1° Conformément à l'article 24 de la loi n° 89-462 du 6 juillet 1989, dans sa rédaction issue de la loi n° 2005-32 du 18 janvier 2005, la demande tendant au prononcé de la résiliation judiciaire pour dette locative doit être notifiée au représentant de l'État dans le département au moins deux mois avant l'audience.
Lorsque cette formalité n'est pas respectée par le bailleur, le preneur peut se prévaloir de cette irrégularité pour la première fois en appel, puisqu'il s'agit, au sens de l'article 122 du code de procédure civile, non pas d'une demande nouvelle mais d'une fin de non-recevoir, pouvant être soulevée en tout état de cause.

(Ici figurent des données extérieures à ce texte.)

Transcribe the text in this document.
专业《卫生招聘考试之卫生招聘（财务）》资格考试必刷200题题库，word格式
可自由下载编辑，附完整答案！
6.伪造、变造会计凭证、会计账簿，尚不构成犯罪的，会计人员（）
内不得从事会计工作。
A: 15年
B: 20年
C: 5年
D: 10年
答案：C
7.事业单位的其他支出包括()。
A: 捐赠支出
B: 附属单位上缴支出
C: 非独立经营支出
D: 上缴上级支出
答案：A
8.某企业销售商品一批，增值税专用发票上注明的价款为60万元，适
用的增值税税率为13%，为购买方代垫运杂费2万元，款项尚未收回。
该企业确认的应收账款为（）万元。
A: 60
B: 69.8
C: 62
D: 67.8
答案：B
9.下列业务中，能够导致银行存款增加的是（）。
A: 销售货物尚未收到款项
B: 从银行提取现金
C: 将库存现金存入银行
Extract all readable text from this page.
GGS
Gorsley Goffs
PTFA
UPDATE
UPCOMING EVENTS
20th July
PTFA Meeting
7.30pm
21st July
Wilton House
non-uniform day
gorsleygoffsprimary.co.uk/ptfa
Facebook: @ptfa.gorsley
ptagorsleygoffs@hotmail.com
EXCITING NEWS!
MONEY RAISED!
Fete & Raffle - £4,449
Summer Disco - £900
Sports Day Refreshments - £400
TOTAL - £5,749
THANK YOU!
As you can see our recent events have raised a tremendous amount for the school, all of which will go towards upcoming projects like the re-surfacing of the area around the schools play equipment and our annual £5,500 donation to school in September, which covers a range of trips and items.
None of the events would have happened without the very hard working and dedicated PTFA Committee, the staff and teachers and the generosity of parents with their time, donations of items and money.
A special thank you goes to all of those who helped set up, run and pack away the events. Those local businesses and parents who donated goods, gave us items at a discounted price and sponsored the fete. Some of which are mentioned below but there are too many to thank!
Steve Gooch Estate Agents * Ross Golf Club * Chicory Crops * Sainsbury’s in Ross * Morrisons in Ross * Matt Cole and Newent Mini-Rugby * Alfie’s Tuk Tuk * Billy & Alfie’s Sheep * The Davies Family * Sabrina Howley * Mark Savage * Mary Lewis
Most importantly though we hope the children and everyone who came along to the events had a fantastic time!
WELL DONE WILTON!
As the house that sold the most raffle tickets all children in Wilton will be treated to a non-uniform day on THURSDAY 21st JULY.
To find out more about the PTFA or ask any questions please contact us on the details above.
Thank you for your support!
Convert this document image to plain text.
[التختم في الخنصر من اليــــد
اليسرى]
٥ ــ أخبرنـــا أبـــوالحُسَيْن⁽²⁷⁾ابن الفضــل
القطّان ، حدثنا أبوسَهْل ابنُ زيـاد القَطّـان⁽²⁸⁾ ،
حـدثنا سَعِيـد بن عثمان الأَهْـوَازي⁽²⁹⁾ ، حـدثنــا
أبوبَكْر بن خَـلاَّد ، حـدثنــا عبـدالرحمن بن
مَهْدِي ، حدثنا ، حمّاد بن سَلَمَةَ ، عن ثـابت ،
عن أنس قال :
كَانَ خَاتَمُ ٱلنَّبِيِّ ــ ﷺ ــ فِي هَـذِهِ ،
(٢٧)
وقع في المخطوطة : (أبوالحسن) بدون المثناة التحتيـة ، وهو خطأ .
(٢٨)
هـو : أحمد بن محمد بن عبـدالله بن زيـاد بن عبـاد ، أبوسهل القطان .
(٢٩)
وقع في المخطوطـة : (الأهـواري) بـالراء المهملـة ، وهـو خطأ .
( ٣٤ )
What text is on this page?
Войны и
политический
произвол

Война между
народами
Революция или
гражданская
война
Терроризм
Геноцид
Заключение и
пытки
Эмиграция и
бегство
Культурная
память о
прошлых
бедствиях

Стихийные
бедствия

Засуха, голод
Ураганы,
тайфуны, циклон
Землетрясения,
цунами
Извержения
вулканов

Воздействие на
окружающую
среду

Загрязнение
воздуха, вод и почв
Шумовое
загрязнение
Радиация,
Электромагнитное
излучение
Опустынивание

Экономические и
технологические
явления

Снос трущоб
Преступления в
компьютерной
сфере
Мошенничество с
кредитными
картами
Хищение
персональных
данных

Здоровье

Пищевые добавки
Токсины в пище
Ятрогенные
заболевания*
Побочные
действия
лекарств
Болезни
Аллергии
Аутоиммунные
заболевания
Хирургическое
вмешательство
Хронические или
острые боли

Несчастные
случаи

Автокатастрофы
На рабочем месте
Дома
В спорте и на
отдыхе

2° Aux termes de l'article 126 du code de procédure civile, dans le cas où la situation donnant lieu à fin de non-recevoir est susceptible d'être régularisée, l'irrecevabilité sera écartée si sa cause a disparue au moment où le juge statue.
Le défaut de signification au représentant de l'Etat dans le département de la demande reconventionnelle tendant au prononcé de la résiliation du bail pour non-paiement des loyers constitue une fin de non-recevoir régularisable.
Ainsi, le bailleur justifiant avoir signé des conclusions d'appel contenant sa demande reconventionnelle au préfet plus de deux mois avant l'audience de la cour d'appel, sa demande reconventionnelle est recevable.
C.A. Limoges (ch. civ., sect. 1), 18 septembre 2007 - R.G. n° 06/01417.